Джулиус Голд сдвинул на нос очки, оправа которых выцвела за последние годы и теперь изысканно гармонировала с жесткими завитушками его густых белых волос; он пыхнул дымком своей сигары и открыл дверь на крыльцо. Сид уже принял расслабленную, сонную позу, совершенно исключающую всякое сопротивление.

Гарриет с воинственным видом приступила:

— Ну, так как вам понравилось ваше пребывание в Нью-Йорке в этом году? — спросила она с подчеркнутой вежливостью.

— Я тебе скажу об этом, — ответил он, — когда оно закончится.

Наступление Гарриет тут же захлебнулось.
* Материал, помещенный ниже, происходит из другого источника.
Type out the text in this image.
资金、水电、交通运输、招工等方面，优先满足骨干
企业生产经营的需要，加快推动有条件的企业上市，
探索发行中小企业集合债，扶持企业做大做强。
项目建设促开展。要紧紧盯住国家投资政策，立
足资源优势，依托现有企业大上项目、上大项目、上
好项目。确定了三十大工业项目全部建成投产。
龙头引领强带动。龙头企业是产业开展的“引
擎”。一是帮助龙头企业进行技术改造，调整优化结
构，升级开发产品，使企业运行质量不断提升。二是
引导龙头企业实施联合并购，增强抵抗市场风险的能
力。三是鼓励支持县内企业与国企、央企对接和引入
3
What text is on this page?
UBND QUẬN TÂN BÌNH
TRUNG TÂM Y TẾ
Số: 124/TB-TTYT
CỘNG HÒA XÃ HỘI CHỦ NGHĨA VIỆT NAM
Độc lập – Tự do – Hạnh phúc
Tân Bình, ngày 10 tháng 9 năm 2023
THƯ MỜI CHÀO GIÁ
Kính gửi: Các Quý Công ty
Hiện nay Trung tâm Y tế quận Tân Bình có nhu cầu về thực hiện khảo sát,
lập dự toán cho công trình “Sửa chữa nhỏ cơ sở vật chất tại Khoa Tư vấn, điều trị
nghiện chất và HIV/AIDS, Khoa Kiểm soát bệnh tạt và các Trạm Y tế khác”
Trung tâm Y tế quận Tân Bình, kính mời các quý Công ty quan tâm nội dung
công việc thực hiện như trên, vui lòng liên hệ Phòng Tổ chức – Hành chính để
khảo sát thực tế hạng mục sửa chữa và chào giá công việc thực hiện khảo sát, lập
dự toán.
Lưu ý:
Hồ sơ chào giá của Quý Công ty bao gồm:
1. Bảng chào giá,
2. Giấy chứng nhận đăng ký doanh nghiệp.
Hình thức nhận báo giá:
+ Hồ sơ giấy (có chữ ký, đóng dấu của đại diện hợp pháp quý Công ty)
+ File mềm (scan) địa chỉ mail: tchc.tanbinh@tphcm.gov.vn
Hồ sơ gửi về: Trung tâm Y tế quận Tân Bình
На отце Голда была рубашка темно-голубого цвета с высоким воротом и сероватый кашемировый спортивный пиджак, который, по оценке Голда, должен был стоить не меньше двух сотен долларов. В нагрудном кармане расцветал бутончик темно-голубого в горошек платка. «Этот сукин сын выглядит лучше меня», с тоской подумал Голд. Через десять лет он будет носить замшевый ковбойский костюм с бахромчатой кокеткой и рукавами, а я стану такой же развалиной, как Сид. Далеко он ушел от времен завалящей мастерской, по которой носился как безумный в жилетке, в рубашке с расстегнутыми манжетами, с булавками, торчащими изо рта, с портновским метром, накинутым на плечо, и кружочком мела в руке.

Голд изобразил дрожь. — В газете что-то писали о снеге.

— Не в моей, — сказал отец.

— В Северной Дакоте, — сказала его мачеха.

— Два наших знакомых, — сказал отец, — на прошлой неделе умерли от жары в Майами.

Гарриет мрачно толкнула Сида в бок. — Ты ведь хотел о чем-то поговорить.

— О преступности? — ляпнул Сид.

— Это просто ужас какой-то, — сказал Белл.

— Система залога не работает, — пустился в пространные рассуждения Голд. — Если сделать залог низким, то рецидивисты тут же возвращаются на улицу. Если высоким, то наказывают невинных. Вся эта концепция устарела, когда преступление превратилось в обыденное явление, а презумпция невиновности перестала основываться на внушающей доверие вероятности.

Отец барабанил пальцами.

— Во Флориде сейчас ничуть не ниже, — сказал он так, словно Голд не произнес ни слова.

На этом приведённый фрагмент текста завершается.